Protezione dei civili, diritti umani e diritto internazionale umanitario passano sotto il rullo compressore distruttivo delle forze belliche su scala internazionale, rendendo difficile e pressoché inefficace la loro tutela da parte del Consiglio di Sicurezza dell’Onu.
Guerre tra Stati e conflitti all’interno degli Stati
Le guerre a Gaza e Ucraina hanno dominato la scena politica e mediatica mondiale, raggiungendo picchi di scontro armato e cruenza da film horror. Ma questi conflitti tra Stati, in primo piano sulla stampa globale, sono solamente una parte del quadro più generale.
A livello territoriale, l’Africa è il continente più devastato, con 28 conflitti che hanno coinvolto almeno uno Stato, seguita dall’Asia con 17, dal Medio Oriente con 10, dall’Europa con 3 e dalle Americhe con 2. Oltre la metà di questi paesi è stata piagata da due o più conflitti.
Ciò che desta più preoccupazione, agli occhi dei ricercatori del Peace Research Institute di Oslo, è la moltiplicazione dei conflitti all’interno dei paesi. E’ il segno di una fragilità e di una tendenza che alimenta crisi difficili da gestire e arginare con gravi rischi di instabilità geopolitica ed effetti sulle popolazioni.
Più della metà di tutti gli Stati attraversati da conflitti si trova ad affrontare due o più conflitti interni in cui il governo è una delle parti in conflitto. In nove paesi si sono verificati tre o più conflitti di questo genere.
Spese militari al massimo storico
Come se non bastasse, anche la spesa militare globale registra il più forte aumento dalla fine della guerra fredda. Nel 2024 sono stati spesi 2.718 miliardi di dollari in armamenti, il massimo storico , secondo l’Istituto Internazionale di Ricerche sulla Pace di Stoccolma (SIPRI) che rileva una crescita senza precedenti per il decimo anno consecutivo.
I 15 paesi che investono di più nel settore militare continuano in modo imperterrito la loro corsa al riarmo anche nucleare. A far da traino a questa tendenza è l’Europa. In particolare, la Russia ha raggiunto l’impressionante quota di 140 miliardi di dollari in spesa militare che rappresenta il 7,1% del Pil e il 19% del totale delle spese del budget statale.

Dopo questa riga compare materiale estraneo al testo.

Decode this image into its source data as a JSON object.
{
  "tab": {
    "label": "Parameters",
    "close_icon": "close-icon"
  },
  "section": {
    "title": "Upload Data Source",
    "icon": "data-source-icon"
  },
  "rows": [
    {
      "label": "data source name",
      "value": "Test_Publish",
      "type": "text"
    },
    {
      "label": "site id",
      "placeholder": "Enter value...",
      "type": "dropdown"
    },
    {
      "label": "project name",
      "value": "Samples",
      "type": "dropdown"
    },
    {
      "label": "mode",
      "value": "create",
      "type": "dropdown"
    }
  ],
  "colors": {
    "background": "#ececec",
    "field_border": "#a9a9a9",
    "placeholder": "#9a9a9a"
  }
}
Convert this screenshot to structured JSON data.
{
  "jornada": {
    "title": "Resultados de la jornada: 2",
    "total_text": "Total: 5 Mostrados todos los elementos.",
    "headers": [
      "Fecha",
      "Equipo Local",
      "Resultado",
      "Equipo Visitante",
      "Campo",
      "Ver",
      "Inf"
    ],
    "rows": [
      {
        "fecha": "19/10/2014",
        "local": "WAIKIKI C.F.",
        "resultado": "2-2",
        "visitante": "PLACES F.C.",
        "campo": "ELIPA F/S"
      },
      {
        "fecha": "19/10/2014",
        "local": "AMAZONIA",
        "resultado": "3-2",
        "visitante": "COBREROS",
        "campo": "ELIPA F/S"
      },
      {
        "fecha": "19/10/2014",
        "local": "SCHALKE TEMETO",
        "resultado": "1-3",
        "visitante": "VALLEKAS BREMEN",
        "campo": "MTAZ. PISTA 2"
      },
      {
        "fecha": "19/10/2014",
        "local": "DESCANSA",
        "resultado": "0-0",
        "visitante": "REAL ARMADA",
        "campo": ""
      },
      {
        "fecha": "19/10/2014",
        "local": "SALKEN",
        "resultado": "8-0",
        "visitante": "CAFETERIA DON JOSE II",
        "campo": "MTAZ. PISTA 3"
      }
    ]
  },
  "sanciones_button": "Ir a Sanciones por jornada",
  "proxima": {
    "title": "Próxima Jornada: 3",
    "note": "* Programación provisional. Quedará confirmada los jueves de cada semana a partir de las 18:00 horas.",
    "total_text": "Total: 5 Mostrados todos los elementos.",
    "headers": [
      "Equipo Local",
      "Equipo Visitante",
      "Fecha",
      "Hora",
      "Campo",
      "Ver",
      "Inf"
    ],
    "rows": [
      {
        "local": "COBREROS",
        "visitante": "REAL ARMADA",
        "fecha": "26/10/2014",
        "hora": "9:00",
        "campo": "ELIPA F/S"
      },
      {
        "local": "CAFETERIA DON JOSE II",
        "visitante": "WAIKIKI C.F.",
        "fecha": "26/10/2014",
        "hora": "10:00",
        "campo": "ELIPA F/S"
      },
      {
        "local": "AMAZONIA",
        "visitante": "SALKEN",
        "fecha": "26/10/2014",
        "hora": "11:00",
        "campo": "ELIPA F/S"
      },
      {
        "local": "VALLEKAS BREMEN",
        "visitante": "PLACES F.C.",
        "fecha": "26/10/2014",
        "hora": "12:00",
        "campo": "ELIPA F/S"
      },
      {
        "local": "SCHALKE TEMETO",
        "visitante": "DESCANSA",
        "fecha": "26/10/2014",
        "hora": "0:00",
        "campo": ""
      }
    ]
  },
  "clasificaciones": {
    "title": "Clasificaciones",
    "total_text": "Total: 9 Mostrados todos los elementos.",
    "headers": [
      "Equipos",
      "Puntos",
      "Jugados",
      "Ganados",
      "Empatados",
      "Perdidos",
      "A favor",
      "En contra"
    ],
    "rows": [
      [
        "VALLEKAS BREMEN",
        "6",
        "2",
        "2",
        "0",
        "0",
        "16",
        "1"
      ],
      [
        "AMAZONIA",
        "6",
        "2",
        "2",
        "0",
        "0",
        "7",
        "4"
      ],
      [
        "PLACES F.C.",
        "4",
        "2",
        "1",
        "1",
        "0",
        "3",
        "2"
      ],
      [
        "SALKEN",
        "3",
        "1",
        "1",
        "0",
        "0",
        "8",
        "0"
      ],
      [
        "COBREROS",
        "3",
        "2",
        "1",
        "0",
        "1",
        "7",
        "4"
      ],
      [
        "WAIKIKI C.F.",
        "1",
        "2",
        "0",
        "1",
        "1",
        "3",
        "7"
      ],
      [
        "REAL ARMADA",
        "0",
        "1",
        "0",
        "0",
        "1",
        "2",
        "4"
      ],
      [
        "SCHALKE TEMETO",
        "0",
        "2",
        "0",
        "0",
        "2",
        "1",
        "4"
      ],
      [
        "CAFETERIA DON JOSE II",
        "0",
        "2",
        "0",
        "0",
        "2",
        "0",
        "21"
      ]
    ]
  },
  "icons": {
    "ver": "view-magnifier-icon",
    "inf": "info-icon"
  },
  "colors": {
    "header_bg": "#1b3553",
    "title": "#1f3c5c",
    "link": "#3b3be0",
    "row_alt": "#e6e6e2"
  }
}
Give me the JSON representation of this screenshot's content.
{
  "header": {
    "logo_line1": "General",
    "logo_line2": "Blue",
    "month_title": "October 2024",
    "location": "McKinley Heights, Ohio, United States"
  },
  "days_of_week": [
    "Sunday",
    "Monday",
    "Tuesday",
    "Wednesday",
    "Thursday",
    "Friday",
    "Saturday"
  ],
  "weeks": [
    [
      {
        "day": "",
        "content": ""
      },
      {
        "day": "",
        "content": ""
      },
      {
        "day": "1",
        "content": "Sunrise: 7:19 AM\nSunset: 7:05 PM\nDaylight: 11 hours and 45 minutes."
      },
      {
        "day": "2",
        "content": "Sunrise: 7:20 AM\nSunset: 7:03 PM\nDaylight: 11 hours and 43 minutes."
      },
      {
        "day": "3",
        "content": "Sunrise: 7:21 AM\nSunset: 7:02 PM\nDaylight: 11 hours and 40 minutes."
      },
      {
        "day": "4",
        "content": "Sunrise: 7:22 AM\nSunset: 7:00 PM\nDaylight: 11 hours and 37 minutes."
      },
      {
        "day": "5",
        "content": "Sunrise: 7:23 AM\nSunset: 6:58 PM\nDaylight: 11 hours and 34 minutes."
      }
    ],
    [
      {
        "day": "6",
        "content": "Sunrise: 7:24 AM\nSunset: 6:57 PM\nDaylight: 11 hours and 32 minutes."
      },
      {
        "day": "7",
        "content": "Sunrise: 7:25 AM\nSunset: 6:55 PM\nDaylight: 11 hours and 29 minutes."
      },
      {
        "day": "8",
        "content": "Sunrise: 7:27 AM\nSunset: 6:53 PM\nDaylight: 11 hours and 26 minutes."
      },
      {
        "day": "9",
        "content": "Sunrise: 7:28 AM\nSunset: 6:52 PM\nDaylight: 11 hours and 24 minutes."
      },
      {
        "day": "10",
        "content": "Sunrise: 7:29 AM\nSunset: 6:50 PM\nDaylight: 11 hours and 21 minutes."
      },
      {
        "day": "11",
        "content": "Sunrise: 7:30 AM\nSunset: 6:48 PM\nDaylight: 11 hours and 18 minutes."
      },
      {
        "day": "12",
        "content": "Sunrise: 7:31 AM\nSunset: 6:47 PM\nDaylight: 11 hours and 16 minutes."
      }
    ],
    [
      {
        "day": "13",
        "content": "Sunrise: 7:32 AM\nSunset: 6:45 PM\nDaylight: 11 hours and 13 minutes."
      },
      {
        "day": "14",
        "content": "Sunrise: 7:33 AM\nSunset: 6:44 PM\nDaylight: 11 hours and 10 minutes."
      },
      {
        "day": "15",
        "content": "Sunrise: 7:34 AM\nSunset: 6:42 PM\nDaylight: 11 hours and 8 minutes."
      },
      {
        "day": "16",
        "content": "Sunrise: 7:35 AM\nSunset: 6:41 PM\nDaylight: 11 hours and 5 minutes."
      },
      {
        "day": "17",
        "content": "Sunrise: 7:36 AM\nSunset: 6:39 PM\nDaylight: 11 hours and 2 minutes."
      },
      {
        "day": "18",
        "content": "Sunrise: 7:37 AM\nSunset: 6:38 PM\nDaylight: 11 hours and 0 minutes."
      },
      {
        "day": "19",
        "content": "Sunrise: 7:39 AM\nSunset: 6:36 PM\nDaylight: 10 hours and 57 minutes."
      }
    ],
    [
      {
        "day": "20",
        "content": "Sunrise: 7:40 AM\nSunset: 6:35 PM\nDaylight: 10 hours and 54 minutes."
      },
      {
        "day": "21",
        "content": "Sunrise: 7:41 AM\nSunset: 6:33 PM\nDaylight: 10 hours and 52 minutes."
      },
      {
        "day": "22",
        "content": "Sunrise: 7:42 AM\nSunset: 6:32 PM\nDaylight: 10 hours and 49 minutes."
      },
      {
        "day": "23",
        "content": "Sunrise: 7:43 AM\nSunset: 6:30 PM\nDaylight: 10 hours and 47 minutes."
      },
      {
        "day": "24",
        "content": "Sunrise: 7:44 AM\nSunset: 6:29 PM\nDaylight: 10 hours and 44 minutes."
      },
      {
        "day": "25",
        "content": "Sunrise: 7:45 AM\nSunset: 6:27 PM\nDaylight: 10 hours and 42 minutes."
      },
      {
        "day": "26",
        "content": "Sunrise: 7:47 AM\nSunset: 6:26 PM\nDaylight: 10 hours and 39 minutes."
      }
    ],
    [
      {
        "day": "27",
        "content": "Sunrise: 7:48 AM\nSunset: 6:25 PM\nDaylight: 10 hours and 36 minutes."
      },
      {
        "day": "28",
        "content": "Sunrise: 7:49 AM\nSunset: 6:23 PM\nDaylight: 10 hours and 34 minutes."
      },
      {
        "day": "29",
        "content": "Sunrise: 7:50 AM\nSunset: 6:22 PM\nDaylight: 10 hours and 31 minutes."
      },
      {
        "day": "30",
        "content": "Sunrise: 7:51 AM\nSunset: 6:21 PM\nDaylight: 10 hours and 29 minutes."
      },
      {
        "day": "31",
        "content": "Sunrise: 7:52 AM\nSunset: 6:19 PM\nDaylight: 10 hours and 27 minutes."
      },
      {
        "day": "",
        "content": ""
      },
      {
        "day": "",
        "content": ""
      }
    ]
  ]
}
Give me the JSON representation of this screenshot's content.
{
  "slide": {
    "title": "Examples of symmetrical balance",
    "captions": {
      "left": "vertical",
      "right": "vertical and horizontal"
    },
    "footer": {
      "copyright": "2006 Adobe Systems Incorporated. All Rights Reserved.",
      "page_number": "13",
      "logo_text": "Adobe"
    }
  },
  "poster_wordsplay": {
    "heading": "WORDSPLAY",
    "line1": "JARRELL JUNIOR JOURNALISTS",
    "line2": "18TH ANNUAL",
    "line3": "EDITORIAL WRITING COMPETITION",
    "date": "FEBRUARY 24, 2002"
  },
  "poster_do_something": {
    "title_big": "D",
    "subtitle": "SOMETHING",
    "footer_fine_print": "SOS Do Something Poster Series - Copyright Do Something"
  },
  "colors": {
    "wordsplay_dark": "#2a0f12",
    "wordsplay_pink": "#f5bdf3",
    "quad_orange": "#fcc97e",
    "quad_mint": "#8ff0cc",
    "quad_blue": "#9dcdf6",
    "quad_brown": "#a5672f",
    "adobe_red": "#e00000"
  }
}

Tuttavia, anche altri paesi Ue, segnatamente Germania e Polonia, hanno accresciuto la spesa militare e, in generale, tutto il complesso dei membri della Nato, inclusi gli Stati Uniti. Allo stesso modo, Israele e Libano in Medioriente seguono questa falsariga, al momento inarrestabile, al rialzo. Così come la Cina, secondo paese al mondo per spesa in armamenti dopo gli Stati Uniti, ha aumentato il budget militare, 314 miliardi di dollari complessivi, con un più 7% rispetto all’anno precedente, e una crescita consecutiva che dura da tre decenni.
Una dura realtà quella a cui si assiste che proietta al centro la guerra e i conflitti militari mettendo all’angolo la pace, la diplomazia, e la cooperazione tra popoli, rendendo marginale il ruolo delle Nazioni Unite.